Buck's move from San Diego to Post Falls introduced a smaller manufacturing footprint—from 180,000 square feet to 128,000 square feet—and a new platform to further increase efficiency and production latitude through lean principles. With the goal of insourcing more manufacturing, Buck also created a more flexible supply chain footprint that was responsive to actual demand signals rather than inventory forecasts.

The shop floor displays clear signs of Buck's lean integration. If signs like "Quality is Never an Accident" aren't a tell, the cell manufacturing layout surely is. The various stages of knife production are grouped together in an orderly flow. (See sidebar below.)

The logic behind Buck's cell layout is obvious at first glance, as the flow of materials feeds the manufacturing process. Various whiteboards around the facility share numbers and targets to benchmark performance.
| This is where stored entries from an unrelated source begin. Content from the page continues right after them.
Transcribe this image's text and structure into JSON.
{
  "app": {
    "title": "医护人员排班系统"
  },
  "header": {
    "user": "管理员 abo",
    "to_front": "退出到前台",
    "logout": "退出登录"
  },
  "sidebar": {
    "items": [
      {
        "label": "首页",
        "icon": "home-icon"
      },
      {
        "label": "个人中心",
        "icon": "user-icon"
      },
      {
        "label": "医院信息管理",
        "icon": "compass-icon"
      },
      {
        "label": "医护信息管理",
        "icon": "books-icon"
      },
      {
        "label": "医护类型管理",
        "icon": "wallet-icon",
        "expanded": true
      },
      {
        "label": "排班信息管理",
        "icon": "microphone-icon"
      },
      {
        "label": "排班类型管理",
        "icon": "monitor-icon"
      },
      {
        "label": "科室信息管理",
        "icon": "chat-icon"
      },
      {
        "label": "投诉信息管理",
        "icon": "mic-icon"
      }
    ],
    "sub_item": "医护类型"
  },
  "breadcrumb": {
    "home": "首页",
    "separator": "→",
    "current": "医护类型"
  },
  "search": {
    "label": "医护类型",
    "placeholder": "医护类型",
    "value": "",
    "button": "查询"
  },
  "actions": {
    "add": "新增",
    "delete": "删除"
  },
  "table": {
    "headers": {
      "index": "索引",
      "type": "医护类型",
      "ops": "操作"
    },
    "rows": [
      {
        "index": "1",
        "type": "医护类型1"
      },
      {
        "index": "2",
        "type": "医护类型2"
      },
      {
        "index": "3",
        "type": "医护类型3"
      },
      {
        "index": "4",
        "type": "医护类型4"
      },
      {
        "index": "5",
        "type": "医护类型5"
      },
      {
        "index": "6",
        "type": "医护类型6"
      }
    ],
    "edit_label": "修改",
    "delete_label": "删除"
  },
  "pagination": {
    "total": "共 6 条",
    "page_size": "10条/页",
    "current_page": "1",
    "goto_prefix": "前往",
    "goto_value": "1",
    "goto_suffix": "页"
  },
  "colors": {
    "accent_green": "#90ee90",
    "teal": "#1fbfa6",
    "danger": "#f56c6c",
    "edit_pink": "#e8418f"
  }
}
But Buck is still a lean anomaly for a number of reasons. The company, by design, is known for craftsmanship. Its manufacturing process is driven by skilled labor rather than automation, which pointedly contradicts lean concepts of standardization.
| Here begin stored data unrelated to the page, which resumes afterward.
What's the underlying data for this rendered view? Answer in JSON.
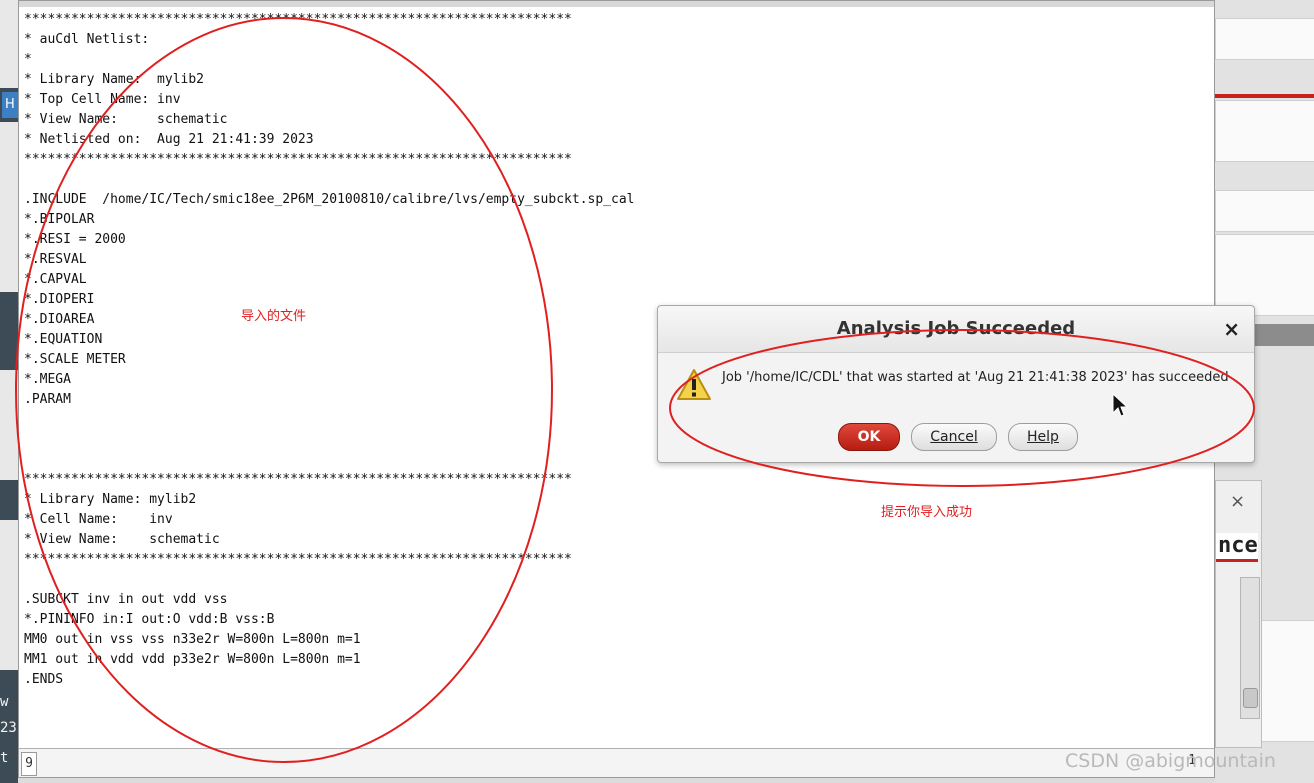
{
  "netlist": {
    "lines": [
      "**********************************************************************",
      "* auCdl Netlist:",
      "*",
      "* Library Name:  mylib2",
      "* Top Cell Name: inv",
      "* View Name:     schematic",
      "* Netlisted on:  Aug 21 21:41:39 2023",
      "**********************************************************************",
      "",
      ".INCLUDE  /home/IC/Tech/smic18ee_2P6M_20100810/calibre/lvs/empty_subckt.sp_cal",
      "*.BIPOLAR",
      "*.RESI = 2000",
      "*.RESVAL",
      "*.CAPVAL",
      "*.DIOPERI",
      "*.DIOAREA",
      "*.EQUATION",
      "*.SCALE METER",
      "*.MEGA",
      ".PARAM",
      "",
      "",
      "",
      "**********************************************************************",
      "* Library Name: mylib2",
      "* Cell Name:    inv",
      "* View Name:    schematic",
      "**********************************************************************",
      "",
      ".SUBCKT inv in out vdd vss",
      "*.PININFO in:I out:O vdd:B vss:B",
      "MM0 out in vss vss n33e2r W=800n L=800n m=1",
      "MM1 out in vdd vdd p33e2r W=800n L=800n m=1",
      ".ENDS"
    ]
  },
  "statusbar": {
    "line_number": "9",
    "column": "1"
  },
  "dialog": {
    "title": "Analysis Job Succeeded",
    "message": "Job '/home/IC/CDL' that was started at 'Aug 21 21:41:38 2023' has succeeded",
    "ok_label": "OK",
    "cancel_label": "Cancel",
    "help_label": "Help",
    "close_glyph": "×",
    "icon": "warning-icon"
  },
  "background": {
    "left_fragments": [
      "H",
      "w",
      "23",
      "t"
    ],
    "right_window_close": "×",
    "right_window_title_fragment": "nce"
  },
  "annotations": {
    "file_label": "导入的文件",
    "success_label": "提示你导入成功",
    "color": "#e02020"
  },
  "watermark": "CSDN @abigmountain",
  "colors": {
    "ok_button": "#c62d20",
    "annotation_red": "#e02020",
    "accent_red_rule": "#c62020"
  }
}
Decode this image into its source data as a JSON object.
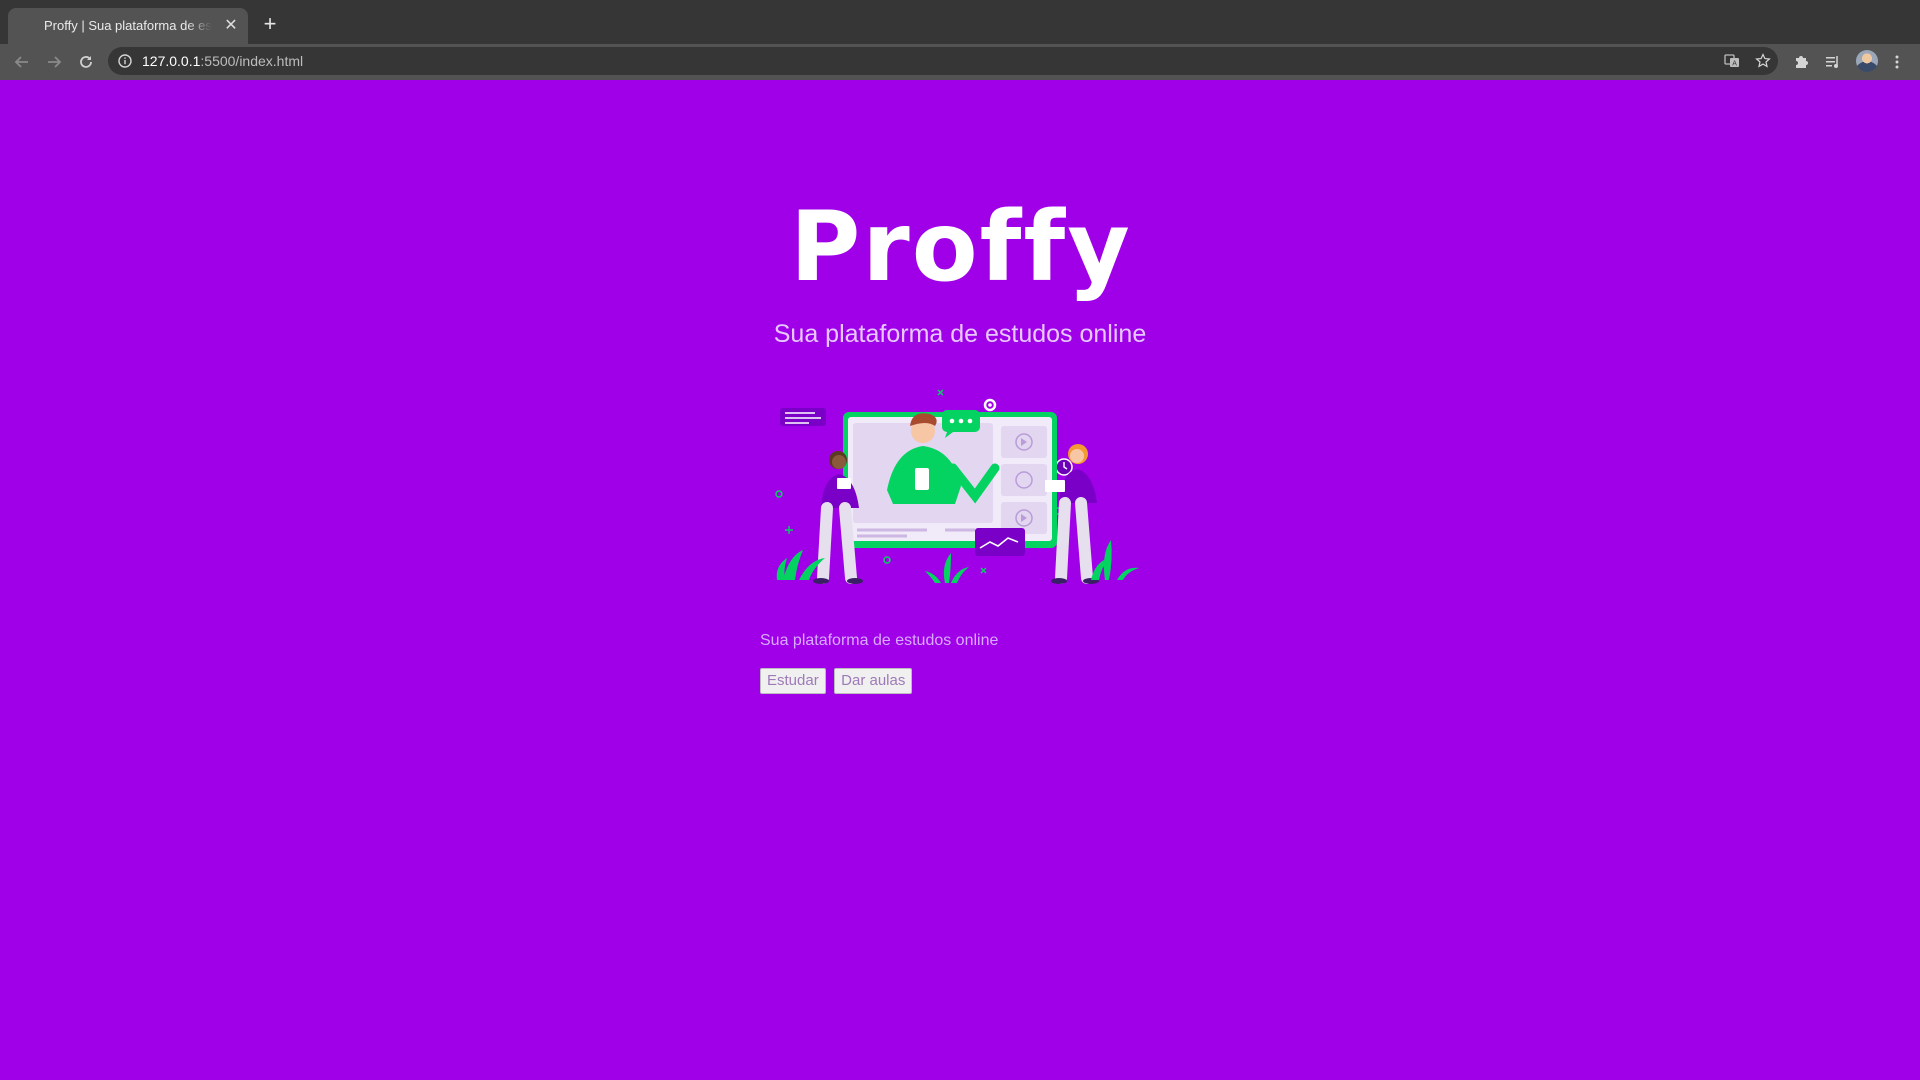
{
  "browser": {
    "tab_title": "Proffy | Sua plataforma de estudos online",
    "url_host": "127.0.0.1",
    "url_rest": ":5500/index.html"
  },
  "page": {
    "logo_text": "Proffy",
    "tagline": "Sua plataforma de estudos online",
    "subtitle": "Sua plataforma de estudos online",
    "buttons": {
      "study": "Estudar",
      "teach": "Dar aulas"
    }
  },
  "colors": {
    "background": "#A000E8",
    "illustration_green": "#04D361",
    "illustration_purple": "#7A00C8"
  },
  "icons": {
    "back": "arrow-left-icon",
    "forward": "arrow-right-icon",
    "reload": "reload-icon",
    "site_info": "info-icon",
    "translate": "translate-icon",
    "bookmark": "star-icon",
    "extensions": "puzzle-icon",
    "media": "playlist-icon",
    "menu": "kebab-menu-icon"
  }
}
Other variables are outlined in a 2008 Lean Enterprise Institute report:

  • Buck's biggest customers are large chain retailers and catalogs, which can be highly demanding of suppliers and notoriously inconsistent with replenishment and sales forecast accuracy.
  • Raw materials such as metals, animal bones, and antlers present variable sourcing cycles and costs.
  • — during hunting season and in the lead-up to the holidays—making for highly unlevel demand.

These obstacles aside, Buck does place a premium on quality and defect elimination, two principles of lean. Batch production competed with the latter, while creating unnecessary waste and cost.
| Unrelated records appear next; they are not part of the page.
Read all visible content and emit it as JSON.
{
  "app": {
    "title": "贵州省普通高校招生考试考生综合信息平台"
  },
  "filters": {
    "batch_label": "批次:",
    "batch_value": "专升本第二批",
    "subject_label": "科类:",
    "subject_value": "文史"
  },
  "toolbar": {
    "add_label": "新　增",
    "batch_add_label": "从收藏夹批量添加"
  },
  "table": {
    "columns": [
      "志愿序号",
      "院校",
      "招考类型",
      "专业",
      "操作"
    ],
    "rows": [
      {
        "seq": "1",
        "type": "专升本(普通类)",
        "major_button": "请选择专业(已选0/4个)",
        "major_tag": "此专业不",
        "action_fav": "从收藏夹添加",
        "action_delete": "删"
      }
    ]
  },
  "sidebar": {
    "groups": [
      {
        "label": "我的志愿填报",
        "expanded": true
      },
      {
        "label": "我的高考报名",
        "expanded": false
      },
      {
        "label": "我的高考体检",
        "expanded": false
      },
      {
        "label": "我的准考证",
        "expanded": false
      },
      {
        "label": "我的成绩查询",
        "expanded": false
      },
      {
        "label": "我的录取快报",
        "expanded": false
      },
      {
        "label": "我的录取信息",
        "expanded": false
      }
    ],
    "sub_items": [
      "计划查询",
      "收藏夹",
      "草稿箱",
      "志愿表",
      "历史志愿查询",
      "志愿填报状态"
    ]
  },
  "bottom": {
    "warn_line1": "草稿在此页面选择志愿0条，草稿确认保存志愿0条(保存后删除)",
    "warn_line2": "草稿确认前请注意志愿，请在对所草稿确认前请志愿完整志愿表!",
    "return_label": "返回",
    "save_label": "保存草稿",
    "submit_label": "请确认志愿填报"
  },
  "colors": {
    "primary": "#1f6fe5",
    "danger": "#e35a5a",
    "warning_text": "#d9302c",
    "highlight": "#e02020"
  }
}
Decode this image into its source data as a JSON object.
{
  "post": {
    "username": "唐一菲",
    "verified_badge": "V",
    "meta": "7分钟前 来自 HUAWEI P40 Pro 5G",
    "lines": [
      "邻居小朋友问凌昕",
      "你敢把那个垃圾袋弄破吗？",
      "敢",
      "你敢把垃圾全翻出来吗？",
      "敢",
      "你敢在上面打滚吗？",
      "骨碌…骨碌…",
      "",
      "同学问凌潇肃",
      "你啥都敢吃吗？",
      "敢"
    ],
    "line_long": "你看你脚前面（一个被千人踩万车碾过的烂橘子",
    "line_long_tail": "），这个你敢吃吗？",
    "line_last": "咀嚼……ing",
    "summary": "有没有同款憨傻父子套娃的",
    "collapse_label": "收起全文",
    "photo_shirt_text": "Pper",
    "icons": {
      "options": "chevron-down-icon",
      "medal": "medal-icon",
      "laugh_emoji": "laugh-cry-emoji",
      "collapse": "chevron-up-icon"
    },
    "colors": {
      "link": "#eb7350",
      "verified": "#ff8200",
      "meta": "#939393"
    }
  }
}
With lean principles now in place, Buck has consolidated space and increased output by creating a logical workflow through the entire manufacturing process.

On Oct. 29, 2010, Buck set a record when it produced its one-millionth knife for the year—with months to spare. Now that mark is a provisional milestone, and a new benchmark.

The Long and Short of Lean

At its outsourcing height, Buck was splitting production evenly between Idaho and China. As of 2011, it is split 85 percent to 15 percent—and that ratio is expected to diverge even further as the company continues on its lean manufacturing path.

But Duckett is quick to clarify one point. "We're not a lean manufacturer," he says. "We're a lean enterprise."

From accounting practices that focus on value streams and workflows to working with customers to level order fulfillment, Buck has embraced the totality of lean. Much of the credit for this shift goes to Chuck Buck and the executives who bought into the idea, recognized its potential, and set in motion an aggressive plan to educate and train themselves and their employees.

As with any lean organization, a central tenet is continuous improvement. In concert with its Post Falls relocation and lean integration, Buck has also upgraded its technology architecture. After installing the Microsoft Dynamics AX enterprise resource planning (ERP) system in 2005, and upgrading it in 2010, the manufacturer partnered with Colorado Springs-based Accellos to integrate its One Pinpoint EDI for AX in 2011.

The Accellos solution brings uniformity to what had been a patchy EDI framework, while realizing the true potential of its ERP. In addition to simplifying data exchange with customers, the company is saving 30 percent on operational costs related to EDI.

Buck's lean business approach makes expansion inevitable. The company currently sells to a mix of big-box retailers and specialty outdoors stores in the United States.

But the offshore market for Buck products is growing. China, for example, has become a big consumer as its middle class expands. International currently accounts for about 10 percent of Buck's sales, and that number is likely to grow.

When Buck revolutionized the knife industry in 1964 by introducing the Model 110 Folding Hunter "lockblade," it placed the company on the cutting edge of craftsmanship and innovation.

Now, nearly a half century later, Buck Knives enjoys a similar position as a lean practitioner.